Le train est reparti. M. Robert entend poursuivre mon éducation.

— Si on les écoutait, on leur enverrait tous les huit jours de nouvelles femmes. Ce n’est pas possible, monsieur. Vous le comprenez bien. Le voyage est cher. Ça ferait trop de frais. Et puis, vous voyez le temps qu’on perd ! Je suis bien forcé de tenir compte de tout cela pour l’utilisation de mes effectifs et de n’ordonner des déplacements qu’à bon escient. C’est pourquoi je laisse chaque équipe le plus longtemps possible dans une maison. Je la change seulement quand on l’a trop vue, qu’elle ne fait plus recette. Alors j’opère des mutations. Toujours par dépêches. Comme un général.

— Et votre service de recrutement ?

— J’allais y arriver. De temps en temps, je fais des tournées dans les maisons civiles et je passe des engagements. Et puis, comme j’ai ma réputation dans le pays, des parents m’amènent leurs filles. Mais j’ai fixé un âge minimum pour l’admission. On n’entre pas dans les Maisons Robert à moins de douze ans, monsieur !…

« Tout de même, il arrive que je sois trompé. Ainsi, le mois dernier, j’ai accepté une recrue trop jeune. Le croiriez-vous, monsieur ? Le major chargé de la visite ne peut même pas lui passer le spéculum.

Nous roulons devant un poste installé le long de la voie.

Une vingtaine de tentes sont groupées sur le sol liquéfié. Il en sort quelques malheureux vêtus de boue et qui agitent les bras vers ce train dont le passage quotidien est la seule distraction.

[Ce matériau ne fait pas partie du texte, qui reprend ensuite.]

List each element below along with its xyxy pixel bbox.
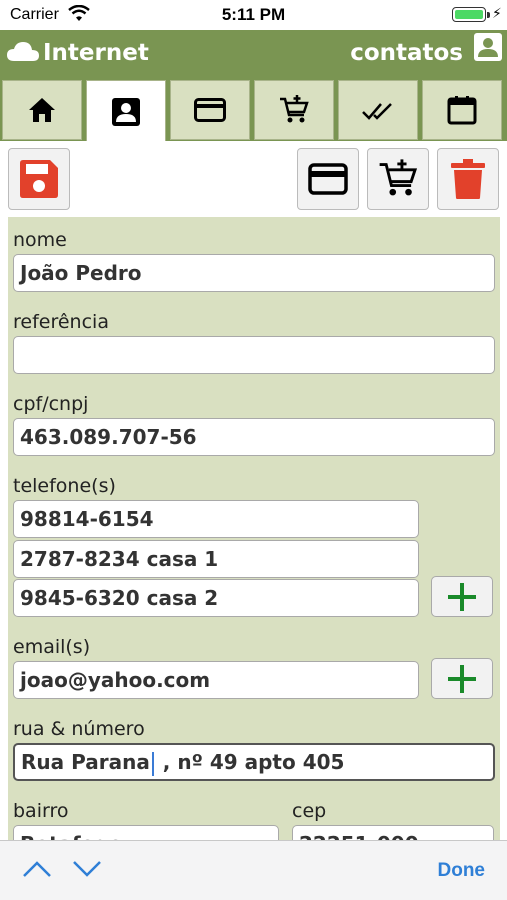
trash-icon	[451, 159, 485, 199]
cep-input[interactable]: 22251-000	[292, 825, 494, 840]
clock: 5:11 PM	[221, 5, 286, 24]
tab-payments[interactable]	[170, 80, 250, 140]
nome-input[interactable]: João Pedro	[13, 254, 495, 292]
telefone-input-1[interactable]: 98814-6154	[13, 500, 419, 538]
referencia-input[interactable]	[13, 336, 495, 374]
contact-icon	[112, 98, 140, 126]
cep-label: cep	[292, 800, 327, 822]
add-email-button[interactable]	[431, 658, 493, 699]
calendar-icon	[447, 96, 477, 125]
rua-label: rua & número	[13, 718, 145, 740]
app-header: Internet contatos	[0, 30, 507, 78]
cart-add-icon	[280, 95, 309, 123]
tab-orders[interactable]	[254, 80, 334, 140]
cpf-label: cpf/cnpj	[13, 393, 89, 415]
text-caret	[151, 751, 154, 776]
rua-value-before-caret: Rua Parana	[21, 750, 150, 774]
email-label: email(s)	[13, 636, 91, 658]
telefone-label: telefone(s)	[13, 475, 116, 497]
cloud-icon	[7, 42, 39, 61]
nome-label: nome	[13, 229, 67, 251]
plus-icon	[448, 582, 476, 611]
battery-icon	[452, 7, 486, 22]
rua-value-after-caret: , nº 49 apto 405	[155, 750, 345, 774]
tab-calendar[interactable]	[422, 80, 502, 140]
cpf-input[interactable]: 463.089.707-56	[13, 418, 495, 456]
previous-field-chevron-up-icon[interactable]	[22, 859, 52, 879]
referencia-label: referência	[13, 311, 109, 333]
payment-button[interactable]	[297, 148, 359, 210]
delete-button[interactable]	[437, 148, 499, 210]
battery-cap	[487, 12, 490, 18]
tab-home[interactable]	[2, 80, 82, 140]
user-profile-icon[interactable]	[473, 32, 503, 62]
rua-input[interactable]: Rua Parana , nº 49 apto 405	[13, 743, 495, 781]
status-bar: Carrier 5:11 PM ⚡	[0, 0, 507, 30]
card-icon	[308, 163, 348, 195]
app-title: Internet	[43, 40, 149, 66]
telefone-input-3[interactable]: 9845-6320 casa 2	[13, 579, 419, 617]
tab-completed[interactable]	[338, 80, 418, 140]
bairro-label: bairro	[13, 800, 69, 822]
save-button[interactable]	[8, 148, 70, 210]
section-title: contatos	[350, 40, 463, 66]
add-telefone-button[interactable]	[431, 576, 493, 617]
telefone-input-2[interactable]: 2787-8234 casa 1	[13, 540, 419, 578]
tab-contacts[interactable]	[86, 80, 166, 143]
new-order-button[interactable]	[367, 148, 429, 210]
save-disk-icon	[20, 160, 58, 198]
plus-icon	[448, 664, 476, 693]
bairro-input[interactable]: Botafogo	[13, 825, 279, 840]
card-icon	[194, 98, 226, 122]
contact-form: nome João Pedro referência cpf/cnpj 463.…	[8, 217, 500, 840]
keyboard-accessory-bar: Done	[0, 840, 507, 900]
home-icon	[29, 98, 55, 122]
tab-bar	[0, 78, 507, 143]
done-button[interactable]: Done	[438, 860, 486, 882]
double-check-icon	[362, 103, 392, 120]
cart-add-icon	[379, 159, 418, 196]
action-toolbar	[0, 141, 507, 217]
email-input[interactable]: joao@yahoo.com	[13, 661, 419, 699]
next-field-chevron-down-icon[interactable]	[72, 859, 102, 879]
charging-bolt-icon: ⚡	[492, 6, 502, 22]
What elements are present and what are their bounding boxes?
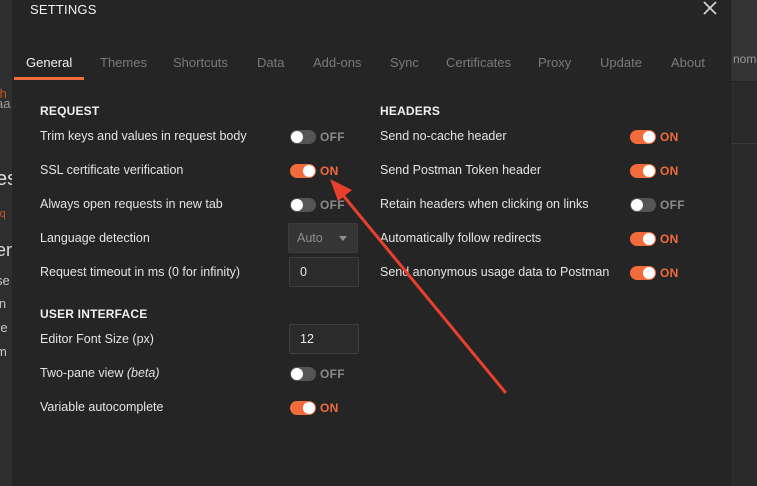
- no-cache-state: ON: [660, 130, 679, 144]
- open-new-tab-label: Always open requests in new tab: [40, 197, 223, 211]
- no-cache-label: Send no-cache header: [380, 129, 507, 143]
- timeout-input[interactable]: [289, 257, 359, 287]
- variable-autocomplete-toggle[interactable]: [290, 401, 316, 415]
- two-pane-label: Two-pane view (beta): [40, 366, 160, 380]
- bg-fragment: nome: [733, 52, 757, 66]
- open-new-tab-toggle[interactable]: [290, 198, 316, 212]
- bg-fragment: se: [0, 273, 10, 288]
- retain-headers-label: Retain headers when clicking on links: [380, 197, 589, 211]
- timeout-label: Request timeout in ms (0 for infinity): [40, 265, 241, 279]
- trim-keys-state: OFF: [320, 130, 345, 144]
- two-pane-toggle[interactable]: [290, 367, 316, 381]
- retain-headers-state: OFF: [660, 198, 685, 212]
- bg-fragment: rq: [0, 208, 6, 220]
- bg-fragment: m: [0, 344, 7, 359]
- tab-themes[interactable]: Themes: [100, 48, 147, 80]
- postman-token-label: Send Postman Token header: [380, 163, 541, 177]
- variable-autocomplete-state: ON: [320, 401, 339, 415]
- postman-token-toggle[interactable]: [630, 164, 656, 178]
- bg-fragment: th: [0, 86, 7, 101]
- tab-general[interactable]: General: [13, 48, 85, 80]
- trim-keys-label: Trim keys and values in request body: [40, 129, 247, 143]
- editor-font-size-input[interactable]: [289, 324, 359, 354]
- settings-modal: SETTINGS General Themes Shortcuts Data A…: [12, 0, 730, 486]
- postman-token-state: ON: [660, 164, 679, 178]
- follow-redirects-state: ON: [660, 232, 679, 246]
- usage-data-label: Send anonymous usage data to Postman: [380, 265, 610, 279]
- bg-fragment: es: [0, 168, 12, 190]
- trim-keys-toggle[interactable]: [290, 130, 316, 144]
- tab-about[interactable]: About: [671, 48, 705, 80]
- no-cache-toggle[interactable]: [630, 130, 656, 144]
- ssl-verification-state: ON: [320, 164, 339, 178]
- background-app-right-edge: nome: [730, 0, 757, 486]
- background-app-left-edge: aa th es rq en se in re m: [0, 0, 12, 486]
- tab-shortcuts[interactable]: Shortcuts: [173, 48, 228, 80]
- follow-redirects-label: Automatically follow redirects: [380, 231, 542, 245]
- usage-data-state: ON: [660, 266, 679, 280]
- close-icon[interactable]: [702, 0, 718, 16]
- variable-autocomplete-label: Variable autocomplete: [40, 400, 164, 414]
- bg-fragment: re: [0, 320, 8, 335]
- two-pane-beta: (beta): [126, 366, 160, 380]
- editor-font-size-label: Editor Font Size (px): [40, 332, 154, 346]
- chevron-down-icon: [339, 236, 347, 241]
- two-pane-state: OFF: [320, 367, 345, 381]
- bg-divider: [731, 143, 757, 144]
- two-pane-label-text: Two-pane view: [40, 366, 124, 380]
- language-detection-value: Auto: [297, 231, 323, 245]
- section-title-request: REQUEST: [40, 104, 100, 118]
- section-title-headers: HEADERS: [380, 104, 441, 118]
- language-detection-label: Language detection: [40, 231, 150, 245]
- tab-add-ons[interactable]: Add-ons: [313, 48, 361, 80]
- modal-header: SETTINGS: [12, 0, 730, 30]
- tab-certificates[interactable]: Certificates: [446, 48, 511, 80]
- follow-redirects-toggle[interactable]: [630, 232, 656, 246]
- ssl-verification-toggle[interactable]: [290, 164, 316, 178]
- modal-title: SETTINGS: [30, 2, 97, 17]
- tab-sync[interactable]: Sync: [390, 48, 419, 80]
- open-new-tab-state: OFF: [320, 198, 345, 212]
- ssl-verification-label: SSL certificate verification: [40, 163, 184, 177]
- bg-fragment: en: [0, 240, 12, 260]
- section-title-user-interface: USER INTERFACE: [40, 307, 148, 321]
- usage-data-toggle[interactable]: [630, 266, 656, 280]
- tab-update[interactable]: Update: [600, 48, 642, 80]
- settings-tabs: General Themes Shortcuts Data Add-ons Sy…: [12, 48, 730, 80]
- tab-proxy[interactable]: Proxy: [538, 48, 571, 80]
- bg-fragment: in: [0, 296, 7, 311]
- retain-headers-toggle[interactable]: [630, 198, 656, 212]
- bg-header-bar: nome: [731, 0, 757, 82]
- language-detection-select[interactable]: Auto: [288, 223, 358, 253]
- tab-data[interactable]: Data: [257, 48, 284, 80]
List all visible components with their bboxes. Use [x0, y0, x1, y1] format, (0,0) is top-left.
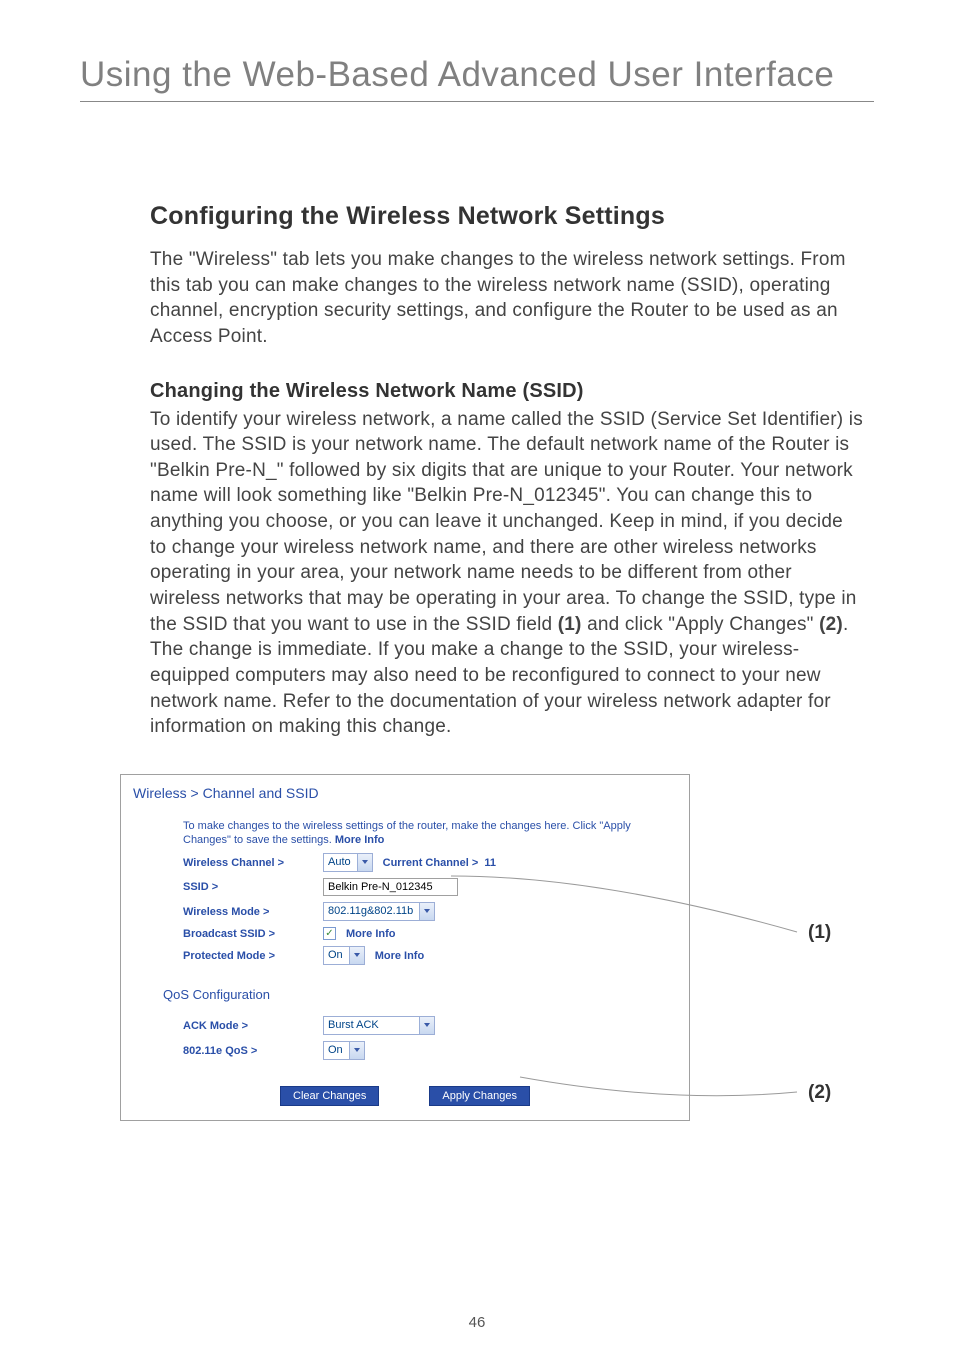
chevron-down-icon [419, 903, 434, 920]
row-broadcast-ssid: Broadcast SSID > ✓ More Info [183, 927, 677, 940]
content-area: Configuring the Wireless Network Setting… [80, 202, 874, 1121]
select-ack-mode-value: Burst ACK [324, 1017, 385, 1034]
select-wireless-mode-value: 802.11g&802.11b [324, 903, 419, 920]
current-channel-label-text: Current Channel > [383, 857, 479, 869]
row-wireless-channel: Wireless Channel > Auto Current Channel … [183, 853, 677, 872]
clear-changes-button[interactable]: Clear Changes [280, 1086, 379, 1106]
label-current-channel: Current Channel > 11 [383, 857, 496, 869]
callout-ref-2: (2) [819, 614, 843, 635]
callout-label-1: (1) [808, 922, 831, 944]
row-wireless-mode: Wireless Mode > 802.11g&802.11b [183, 902, 677, 921]
select-qos-value: On [324, 1042, 349, 1059]
select-wireless-mode[interactable]: 802.11g&802.11b [323, 902, 435, 921]
button-row: Clear Changes Apply Changes [133, 1086, 677, 1106]
current-channel-value: 11 [484, 857, 496, 869]
body-text-a: To identify your wireless network, a nam… [150, 409, 863, 635]
select-ack-mode[interactable]: Burst ACK [323, 1016, 435, 1035]
ssid-input[interactable] [323, 878, 458, 896]
row-802-11e-qos: 802.11e QoS > On [183, 1041, 677, 1060]
label-802-11e-qos: 802.11e QoS > [183, 1045, 323, 1057]
select-protected-mode-value: On [324, 947, 349, 964]
more-info-link[interactable]: More Info [335, 834, 385, 846]
row-ack-mode: ACK Mode > Burst ACK [183, 1016, 677, 1035]
label-ssid: SSID > [183, 881, 323, 893]
select-protected-mode[interactable]: On [323, 946, 365, 965]
page-title: Using the Web-Based Advanced User Interf… [80, 55, 874, 95]
title-divider [80, 101, 874, 102]
select-wireless-channel[interactable]: Auto [323, 853, 373, 872]
breadcrumb: Wireless > Channel and SSID [133, 785, 677, 801]
callout-ref-1: (1) [558, 614, 582, 635]
chevron-down-icon [349, 1042, 364, 1059]
settings-description: To make changes to the wireless settings… [183, 819, 677, 848]
page-number: 46 [0, 1314, 954, 1331]
select-802-11e-qos[interactable]: On [323, 1041, 365, 1060]
router-settings-screenshot: Wireless > Channel and SSID To make chan… [120, 774, 690, 1122]
screenshot-wrap: Wireless > Channel and SSID To make chan… [120, 774, 850, 1122]
callout-label-2: (2) [808, 1082, 831, 1104]
label-wireless-mode: Wireless Mode > [183, 906, 323, 918]
row-ssid: SSID > [183, 878, 677, 896]
label-protected-mode: Protected Mode > [183, 950, 323, 962]
section-heading: Configuring the Wireless Network Setting… [150, 202, 864, 231]
chevron-down-icon [357, 854, 372, 871]
sub-heading-ssid: Changing the Wireless Network Name (SSID… [150, 380, 864, 403]
label-broadcast-ssid: Broadcast SSID > [183, 928, 323, 940]
apply-changes-button[interactable]: Apply Changes [429, 1086, 530, 1106]
chevron-down-icon [349, 947, 364, 964]
row-protected-mode: Protected Mode > On More Info [183, 946, 677, 965]
intro-paragraph: The "Wireless" tab lets you make changes… [150, 247, 864, 350]
label-ack-mode: ACK Mode > [183, 1020, 323, 1032]
settings-description-text: To make changes to the wireless settings… [183, 820, 631, 846]
qos-heading: QoS Configuration [163, 987, 677, 1002]
more-info-link[interactable]: More Info [375, 950, 425, 962]
chevron-down-icon [419, 1017, 434, 1034]
body-paragraph: To identify your wireless network, a nam… [150, 407, 864, 740]
body-text-b: and click "Apply Changes" [582, 614, 820, 635]
checkbox-broadcast-ssid[interactable]: ✓ [323, 927, 336, 940]
more-info-link[interactable]: More Info [346, 928, 396, 940]
select-wireless-channel-value: Auto [324, 854, 357, 871]
label-wireless-channel: Wireless Channel > [183, 857, 323, 869]
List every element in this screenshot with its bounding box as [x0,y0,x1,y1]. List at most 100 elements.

— Et ceux-là, monsieur ! qui vont rester ici peut-être plusieurs mois sans être relevés ? Est-ce que vous croyez qu’ils ne méritent pas qu’on pense à eux, qu’on soigne leur moral ? Pour tous les postes isolés dans le bled, j’ai constitué des équipes volantes : deux ou trois femmes qui vont vivre sous la tente quarante-huit heures avec la troupe. Comme de juste, je m’arrange toujours pour les envoyer le lendemain du prêt ! Et j’établis un roulement. Il faut de l’équité dans tout. C’est pourquoi ce ne sont pas toujours les mêmes qui sont de bled. Car, entre nous, ce n’est pas une existence. Et vous vous rendez compte que les femmes préfèrent vivre en maison… Mettez-vous à leur place, monsieur. Surtout que chez moi c’est le confort même. Vous en aurez une idée quand vous saurez que, dans chacun de mes établissements, j’ai installé un piano mécanique tout ce qu’il y a de beau.

— Dix-huit pianos mécaniques, M. Robert ?

— Oui, monsieur, dix-huit. Et que j’ai commandés d’un seul coup, par lettre, à la Maison Limonaire, 166, avenue Daumesnil, à Paris, XIIe arrondissement. Et que j’ai payés d’avance, recta, par un chèque. Je veux que le soldat français soit bien chez moi, monsieur. C’est ma fierté.